As long as no elements change their relative order while being in the heap as described above, the API of BinaryHeap guarantees that the heap invariant¹ remains intact i.e. its methods all behave as documented. For example if a method is documented as iterating in sorted order, that’s guaranteed to work as long as elements in the heap have not changed order, even in the presence of closures getting unwinded out of, iterators getting leaked, and similar foolishness.

Âą "The heap invariant" is not further defined anywhere on this page, either explicitly or by reference.
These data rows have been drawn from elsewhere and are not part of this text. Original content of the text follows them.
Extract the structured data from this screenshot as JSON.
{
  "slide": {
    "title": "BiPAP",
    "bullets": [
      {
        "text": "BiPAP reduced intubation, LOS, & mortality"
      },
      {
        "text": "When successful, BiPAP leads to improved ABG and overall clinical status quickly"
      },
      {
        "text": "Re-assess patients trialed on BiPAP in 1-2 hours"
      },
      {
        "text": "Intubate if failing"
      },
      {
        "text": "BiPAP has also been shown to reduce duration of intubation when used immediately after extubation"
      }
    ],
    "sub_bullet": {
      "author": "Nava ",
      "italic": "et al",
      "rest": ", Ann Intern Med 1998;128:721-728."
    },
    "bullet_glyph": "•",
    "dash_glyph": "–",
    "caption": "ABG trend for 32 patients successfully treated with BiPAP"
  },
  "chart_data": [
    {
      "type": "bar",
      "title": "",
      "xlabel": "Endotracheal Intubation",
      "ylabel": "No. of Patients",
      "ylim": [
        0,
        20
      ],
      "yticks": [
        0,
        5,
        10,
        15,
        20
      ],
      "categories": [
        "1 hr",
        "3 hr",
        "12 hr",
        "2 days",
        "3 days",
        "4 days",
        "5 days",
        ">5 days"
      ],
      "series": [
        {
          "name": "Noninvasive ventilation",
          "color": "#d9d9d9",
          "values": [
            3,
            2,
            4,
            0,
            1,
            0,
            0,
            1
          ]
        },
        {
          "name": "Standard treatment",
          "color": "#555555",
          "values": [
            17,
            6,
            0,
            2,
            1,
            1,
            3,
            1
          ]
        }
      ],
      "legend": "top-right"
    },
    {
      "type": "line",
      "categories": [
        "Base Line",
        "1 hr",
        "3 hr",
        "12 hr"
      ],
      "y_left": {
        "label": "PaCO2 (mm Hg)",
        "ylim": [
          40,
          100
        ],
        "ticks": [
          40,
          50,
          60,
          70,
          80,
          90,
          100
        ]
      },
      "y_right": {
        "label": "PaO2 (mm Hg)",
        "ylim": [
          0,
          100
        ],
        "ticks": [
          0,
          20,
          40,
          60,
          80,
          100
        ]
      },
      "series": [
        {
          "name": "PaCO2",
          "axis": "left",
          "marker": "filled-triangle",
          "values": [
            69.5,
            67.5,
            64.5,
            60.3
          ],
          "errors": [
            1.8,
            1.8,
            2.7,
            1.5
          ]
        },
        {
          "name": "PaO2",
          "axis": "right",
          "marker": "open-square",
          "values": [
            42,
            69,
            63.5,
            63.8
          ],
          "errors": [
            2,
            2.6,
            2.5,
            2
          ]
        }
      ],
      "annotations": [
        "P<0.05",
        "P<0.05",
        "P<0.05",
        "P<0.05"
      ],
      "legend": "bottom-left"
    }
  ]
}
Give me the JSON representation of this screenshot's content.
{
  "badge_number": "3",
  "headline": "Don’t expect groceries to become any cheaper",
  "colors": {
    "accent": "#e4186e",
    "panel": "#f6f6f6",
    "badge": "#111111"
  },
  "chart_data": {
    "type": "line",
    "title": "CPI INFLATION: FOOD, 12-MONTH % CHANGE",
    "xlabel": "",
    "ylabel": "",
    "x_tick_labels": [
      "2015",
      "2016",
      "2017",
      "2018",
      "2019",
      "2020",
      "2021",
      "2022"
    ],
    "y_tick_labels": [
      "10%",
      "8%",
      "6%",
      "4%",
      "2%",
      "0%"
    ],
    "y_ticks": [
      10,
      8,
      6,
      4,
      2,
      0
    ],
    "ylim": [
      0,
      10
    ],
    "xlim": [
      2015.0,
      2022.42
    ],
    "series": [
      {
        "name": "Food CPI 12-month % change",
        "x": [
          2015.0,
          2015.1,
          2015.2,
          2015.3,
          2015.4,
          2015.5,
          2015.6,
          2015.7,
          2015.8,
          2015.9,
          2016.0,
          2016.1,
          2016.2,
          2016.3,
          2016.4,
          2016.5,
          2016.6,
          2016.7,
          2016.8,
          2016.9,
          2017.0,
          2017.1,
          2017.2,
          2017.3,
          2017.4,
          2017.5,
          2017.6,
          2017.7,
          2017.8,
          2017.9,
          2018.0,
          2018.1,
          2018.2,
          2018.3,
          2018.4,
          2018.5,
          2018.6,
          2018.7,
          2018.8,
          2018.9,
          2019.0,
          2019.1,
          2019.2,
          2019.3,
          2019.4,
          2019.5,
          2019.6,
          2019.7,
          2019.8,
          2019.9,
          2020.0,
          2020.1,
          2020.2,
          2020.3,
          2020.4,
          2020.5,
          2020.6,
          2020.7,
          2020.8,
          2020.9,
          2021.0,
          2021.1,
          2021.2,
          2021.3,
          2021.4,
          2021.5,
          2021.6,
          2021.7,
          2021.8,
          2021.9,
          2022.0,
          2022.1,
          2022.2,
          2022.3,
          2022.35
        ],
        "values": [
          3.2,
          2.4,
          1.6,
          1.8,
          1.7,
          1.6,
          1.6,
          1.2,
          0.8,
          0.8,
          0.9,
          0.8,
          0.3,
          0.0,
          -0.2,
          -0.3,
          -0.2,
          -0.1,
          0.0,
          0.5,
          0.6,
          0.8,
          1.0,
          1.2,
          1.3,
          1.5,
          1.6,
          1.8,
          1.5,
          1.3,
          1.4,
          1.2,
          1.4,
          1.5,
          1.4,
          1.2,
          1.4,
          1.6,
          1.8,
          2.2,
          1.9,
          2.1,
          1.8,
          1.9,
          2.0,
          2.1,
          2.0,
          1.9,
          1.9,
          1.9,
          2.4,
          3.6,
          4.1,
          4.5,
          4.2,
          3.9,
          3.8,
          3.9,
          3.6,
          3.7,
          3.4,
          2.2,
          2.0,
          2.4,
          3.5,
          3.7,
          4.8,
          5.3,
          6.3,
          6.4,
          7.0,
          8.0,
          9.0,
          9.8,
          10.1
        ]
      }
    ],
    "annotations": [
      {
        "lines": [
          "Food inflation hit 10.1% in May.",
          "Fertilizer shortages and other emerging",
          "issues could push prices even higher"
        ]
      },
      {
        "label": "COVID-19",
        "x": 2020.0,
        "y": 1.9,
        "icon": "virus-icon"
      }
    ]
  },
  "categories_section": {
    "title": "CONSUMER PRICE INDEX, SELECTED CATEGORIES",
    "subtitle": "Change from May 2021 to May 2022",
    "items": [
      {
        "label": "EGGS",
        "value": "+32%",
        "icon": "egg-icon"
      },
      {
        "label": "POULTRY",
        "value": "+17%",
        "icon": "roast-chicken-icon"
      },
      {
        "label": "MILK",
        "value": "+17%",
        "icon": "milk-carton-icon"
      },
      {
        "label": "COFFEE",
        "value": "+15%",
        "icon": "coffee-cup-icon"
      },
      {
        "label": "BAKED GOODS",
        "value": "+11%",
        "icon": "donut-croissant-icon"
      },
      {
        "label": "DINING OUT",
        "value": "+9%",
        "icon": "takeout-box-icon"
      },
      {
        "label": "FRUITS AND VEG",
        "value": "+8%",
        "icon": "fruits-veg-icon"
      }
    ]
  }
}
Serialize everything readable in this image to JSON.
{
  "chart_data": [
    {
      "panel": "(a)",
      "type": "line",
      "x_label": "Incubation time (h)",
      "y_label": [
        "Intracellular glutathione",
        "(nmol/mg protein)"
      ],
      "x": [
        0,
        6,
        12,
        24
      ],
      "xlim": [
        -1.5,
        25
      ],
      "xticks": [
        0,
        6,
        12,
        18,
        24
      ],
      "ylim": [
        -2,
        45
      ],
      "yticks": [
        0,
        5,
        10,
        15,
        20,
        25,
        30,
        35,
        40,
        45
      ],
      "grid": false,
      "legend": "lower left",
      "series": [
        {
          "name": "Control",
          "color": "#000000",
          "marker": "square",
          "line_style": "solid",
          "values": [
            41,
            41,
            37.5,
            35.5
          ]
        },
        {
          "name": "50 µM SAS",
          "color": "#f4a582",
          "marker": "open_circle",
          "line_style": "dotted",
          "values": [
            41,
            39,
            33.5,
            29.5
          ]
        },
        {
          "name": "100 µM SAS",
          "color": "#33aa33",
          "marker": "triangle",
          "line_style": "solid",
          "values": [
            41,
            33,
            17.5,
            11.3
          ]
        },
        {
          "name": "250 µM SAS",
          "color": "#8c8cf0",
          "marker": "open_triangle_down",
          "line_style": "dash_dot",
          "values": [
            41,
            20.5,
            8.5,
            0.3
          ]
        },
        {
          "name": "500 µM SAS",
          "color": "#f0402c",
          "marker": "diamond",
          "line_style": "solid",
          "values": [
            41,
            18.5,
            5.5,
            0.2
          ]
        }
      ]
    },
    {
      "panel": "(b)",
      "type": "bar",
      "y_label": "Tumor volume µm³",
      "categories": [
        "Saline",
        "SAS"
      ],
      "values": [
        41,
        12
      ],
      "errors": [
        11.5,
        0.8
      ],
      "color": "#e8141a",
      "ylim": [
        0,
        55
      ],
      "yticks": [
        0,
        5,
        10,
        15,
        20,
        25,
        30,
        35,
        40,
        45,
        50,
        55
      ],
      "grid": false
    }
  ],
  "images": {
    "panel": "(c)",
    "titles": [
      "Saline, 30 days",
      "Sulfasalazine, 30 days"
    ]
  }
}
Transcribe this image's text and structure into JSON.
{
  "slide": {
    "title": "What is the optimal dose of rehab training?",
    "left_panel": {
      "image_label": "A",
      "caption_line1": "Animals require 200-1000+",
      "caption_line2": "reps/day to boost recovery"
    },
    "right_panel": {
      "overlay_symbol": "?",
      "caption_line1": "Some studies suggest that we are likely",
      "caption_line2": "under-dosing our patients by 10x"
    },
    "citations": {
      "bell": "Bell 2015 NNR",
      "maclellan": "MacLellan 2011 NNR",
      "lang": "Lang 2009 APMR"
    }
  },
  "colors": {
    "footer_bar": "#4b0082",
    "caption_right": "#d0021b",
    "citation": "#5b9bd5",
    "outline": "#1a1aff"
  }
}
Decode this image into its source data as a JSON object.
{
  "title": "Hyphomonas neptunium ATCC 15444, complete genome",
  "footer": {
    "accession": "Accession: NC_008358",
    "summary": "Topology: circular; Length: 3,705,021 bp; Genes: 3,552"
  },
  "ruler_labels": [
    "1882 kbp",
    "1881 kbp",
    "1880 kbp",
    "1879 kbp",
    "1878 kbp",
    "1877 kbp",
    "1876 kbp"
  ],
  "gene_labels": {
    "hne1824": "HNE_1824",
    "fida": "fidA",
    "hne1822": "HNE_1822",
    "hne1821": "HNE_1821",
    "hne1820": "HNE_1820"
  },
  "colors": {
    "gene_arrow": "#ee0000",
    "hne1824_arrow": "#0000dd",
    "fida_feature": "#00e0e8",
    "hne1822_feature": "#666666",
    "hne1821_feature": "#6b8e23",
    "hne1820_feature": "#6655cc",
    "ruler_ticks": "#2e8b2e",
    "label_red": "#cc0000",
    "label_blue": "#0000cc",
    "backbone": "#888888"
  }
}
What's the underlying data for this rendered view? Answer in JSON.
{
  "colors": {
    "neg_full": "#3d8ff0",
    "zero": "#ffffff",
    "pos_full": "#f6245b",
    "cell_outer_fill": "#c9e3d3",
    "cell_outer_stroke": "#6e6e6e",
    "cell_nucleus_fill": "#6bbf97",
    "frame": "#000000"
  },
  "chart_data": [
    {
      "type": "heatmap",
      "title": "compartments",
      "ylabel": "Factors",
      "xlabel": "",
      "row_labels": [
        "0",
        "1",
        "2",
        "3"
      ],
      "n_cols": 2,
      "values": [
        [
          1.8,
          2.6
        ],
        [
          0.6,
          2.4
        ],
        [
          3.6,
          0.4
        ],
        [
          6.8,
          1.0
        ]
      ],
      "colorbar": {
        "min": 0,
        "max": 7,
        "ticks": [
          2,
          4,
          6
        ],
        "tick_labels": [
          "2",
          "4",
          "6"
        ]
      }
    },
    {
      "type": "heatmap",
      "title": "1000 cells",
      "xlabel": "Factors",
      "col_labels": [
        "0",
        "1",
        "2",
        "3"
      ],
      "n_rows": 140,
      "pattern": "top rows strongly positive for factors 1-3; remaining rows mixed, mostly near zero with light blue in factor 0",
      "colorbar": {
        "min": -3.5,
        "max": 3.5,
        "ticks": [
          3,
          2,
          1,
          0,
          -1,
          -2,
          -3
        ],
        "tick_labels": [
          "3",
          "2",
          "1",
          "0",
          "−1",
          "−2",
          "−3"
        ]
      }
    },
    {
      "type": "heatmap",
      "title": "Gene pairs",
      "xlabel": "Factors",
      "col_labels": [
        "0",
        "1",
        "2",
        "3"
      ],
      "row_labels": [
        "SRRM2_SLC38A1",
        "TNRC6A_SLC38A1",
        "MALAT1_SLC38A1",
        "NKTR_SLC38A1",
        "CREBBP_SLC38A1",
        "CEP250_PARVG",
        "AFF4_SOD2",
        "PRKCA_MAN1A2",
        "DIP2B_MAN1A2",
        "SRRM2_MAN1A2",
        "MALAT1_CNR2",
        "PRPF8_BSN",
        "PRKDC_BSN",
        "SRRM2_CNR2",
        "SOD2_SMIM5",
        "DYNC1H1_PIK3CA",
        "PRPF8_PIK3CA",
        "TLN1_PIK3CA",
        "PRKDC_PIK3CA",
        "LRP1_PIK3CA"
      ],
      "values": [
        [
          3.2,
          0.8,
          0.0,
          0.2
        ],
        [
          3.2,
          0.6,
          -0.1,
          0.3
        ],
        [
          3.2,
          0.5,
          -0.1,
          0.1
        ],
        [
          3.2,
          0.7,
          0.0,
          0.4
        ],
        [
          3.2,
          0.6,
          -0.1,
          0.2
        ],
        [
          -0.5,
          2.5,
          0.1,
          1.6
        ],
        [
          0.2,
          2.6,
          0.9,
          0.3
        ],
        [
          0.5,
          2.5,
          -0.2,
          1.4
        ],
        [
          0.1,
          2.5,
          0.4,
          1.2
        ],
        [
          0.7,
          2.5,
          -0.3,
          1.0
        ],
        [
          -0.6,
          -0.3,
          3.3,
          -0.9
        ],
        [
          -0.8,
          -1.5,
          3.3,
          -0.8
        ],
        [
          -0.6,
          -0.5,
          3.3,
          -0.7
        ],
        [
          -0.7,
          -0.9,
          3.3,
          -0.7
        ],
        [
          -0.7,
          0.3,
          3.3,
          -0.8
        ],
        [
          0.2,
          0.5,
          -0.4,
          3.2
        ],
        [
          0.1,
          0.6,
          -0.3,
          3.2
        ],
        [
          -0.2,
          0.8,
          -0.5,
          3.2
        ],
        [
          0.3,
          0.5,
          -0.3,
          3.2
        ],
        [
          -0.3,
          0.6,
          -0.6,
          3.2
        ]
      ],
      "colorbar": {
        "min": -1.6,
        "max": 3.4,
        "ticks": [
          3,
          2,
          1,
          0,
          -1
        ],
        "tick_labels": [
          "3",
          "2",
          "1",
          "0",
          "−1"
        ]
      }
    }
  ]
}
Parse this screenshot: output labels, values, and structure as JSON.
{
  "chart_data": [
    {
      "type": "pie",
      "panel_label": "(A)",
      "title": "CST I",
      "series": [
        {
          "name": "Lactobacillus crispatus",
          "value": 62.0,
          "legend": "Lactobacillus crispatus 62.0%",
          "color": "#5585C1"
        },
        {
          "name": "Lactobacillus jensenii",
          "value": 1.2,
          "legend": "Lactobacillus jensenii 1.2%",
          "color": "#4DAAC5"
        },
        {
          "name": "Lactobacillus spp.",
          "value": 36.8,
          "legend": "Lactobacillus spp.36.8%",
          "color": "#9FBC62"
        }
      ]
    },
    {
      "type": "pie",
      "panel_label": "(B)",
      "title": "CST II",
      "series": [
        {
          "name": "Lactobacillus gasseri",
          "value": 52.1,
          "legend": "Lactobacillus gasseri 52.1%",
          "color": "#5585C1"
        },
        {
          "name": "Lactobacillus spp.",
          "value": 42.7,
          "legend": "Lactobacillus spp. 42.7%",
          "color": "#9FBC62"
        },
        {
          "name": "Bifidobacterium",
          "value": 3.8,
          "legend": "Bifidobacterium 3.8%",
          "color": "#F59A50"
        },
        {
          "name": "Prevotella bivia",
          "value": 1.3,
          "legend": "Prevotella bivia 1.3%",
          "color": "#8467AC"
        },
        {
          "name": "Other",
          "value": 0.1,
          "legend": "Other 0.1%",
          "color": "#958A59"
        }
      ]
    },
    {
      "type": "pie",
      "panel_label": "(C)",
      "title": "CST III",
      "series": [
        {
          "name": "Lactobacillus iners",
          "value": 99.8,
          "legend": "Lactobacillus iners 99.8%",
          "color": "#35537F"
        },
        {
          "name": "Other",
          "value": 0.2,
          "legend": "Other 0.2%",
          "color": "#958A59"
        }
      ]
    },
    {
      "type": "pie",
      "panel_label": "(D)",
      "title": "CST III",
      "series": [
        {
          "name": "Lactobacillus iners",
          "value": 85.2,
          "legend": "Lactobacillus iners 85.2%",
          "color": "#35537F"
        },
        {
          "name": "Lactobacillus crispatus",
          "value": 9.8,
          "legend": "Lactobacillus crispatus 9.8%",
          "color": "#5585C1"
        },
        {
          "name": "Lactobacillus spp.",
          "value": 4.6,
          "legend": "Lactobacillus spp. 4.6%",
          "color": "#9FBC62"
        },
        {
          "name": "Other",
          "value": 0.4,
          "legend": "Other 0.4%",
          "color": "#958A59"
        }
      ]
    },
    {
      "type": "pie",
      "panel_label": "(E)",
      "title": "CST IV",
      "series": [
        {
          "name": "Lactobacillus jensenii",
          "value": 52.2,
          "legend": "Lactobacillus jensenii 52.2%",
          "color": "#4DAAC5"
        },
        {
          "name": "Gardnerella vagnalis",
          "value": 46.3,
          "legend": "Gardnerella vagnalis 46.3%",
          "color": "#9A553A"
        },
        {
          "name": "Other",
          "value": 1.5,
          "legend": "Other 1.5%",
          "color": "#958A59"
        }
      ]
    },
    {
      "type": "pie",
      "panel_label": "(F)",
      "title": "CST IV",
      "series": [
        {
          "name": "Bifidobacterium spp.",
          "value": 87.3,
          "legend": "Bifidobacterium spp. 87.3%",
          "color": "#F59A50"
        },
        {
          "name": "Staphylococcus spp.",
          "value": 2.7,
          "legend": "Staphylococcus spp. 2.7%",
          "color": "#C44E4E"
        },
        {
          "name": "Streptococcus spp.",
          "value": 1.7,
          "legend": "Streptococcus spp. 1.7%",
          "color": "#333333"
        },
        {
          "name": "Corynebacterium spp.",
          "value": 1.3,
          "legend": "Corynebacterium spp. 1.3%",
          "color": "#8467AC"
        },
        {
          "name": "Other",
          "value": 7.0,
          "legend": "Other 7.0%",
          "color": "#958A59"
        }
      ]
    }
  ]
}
  • Documentation of the methods appear to use the phrases "the binary heap" and "the BinaryHeap" interchangeably to refer to self, but go into no further details about the internals.
  • Some time complexities are guaranteed by the documentation— I believe these would all be met or exceeded by a d-ary heap:
    • Push: O(1) (amortized)
    • Pop: O(log(n))
    • Peek: O(1)
  • The top of the heap is consistently referred to as "the greatest item"
  • Methods that access elements in storage order consistently refer to it as an "arbitrary order"
  • into_sorted_vec explicitly calls it "sorted (ascending) order"
  • The documentation for some of the experimental methods refer to "heap order," but this is never explicitly defined and not used outside experimental documentation.

As we have const generics now, it would be possible to define MaxHeap<D:usize = ??>and then alias BinaryHeap to MaxHeap<2>, which should even keep all of the "arbitrary order"s the same. But that risks locking std into a particular algorithm again, albeit a better one than before.

8 Likes

This topic was automatically closed 90 days after the last reply. New replies are no longer allowed.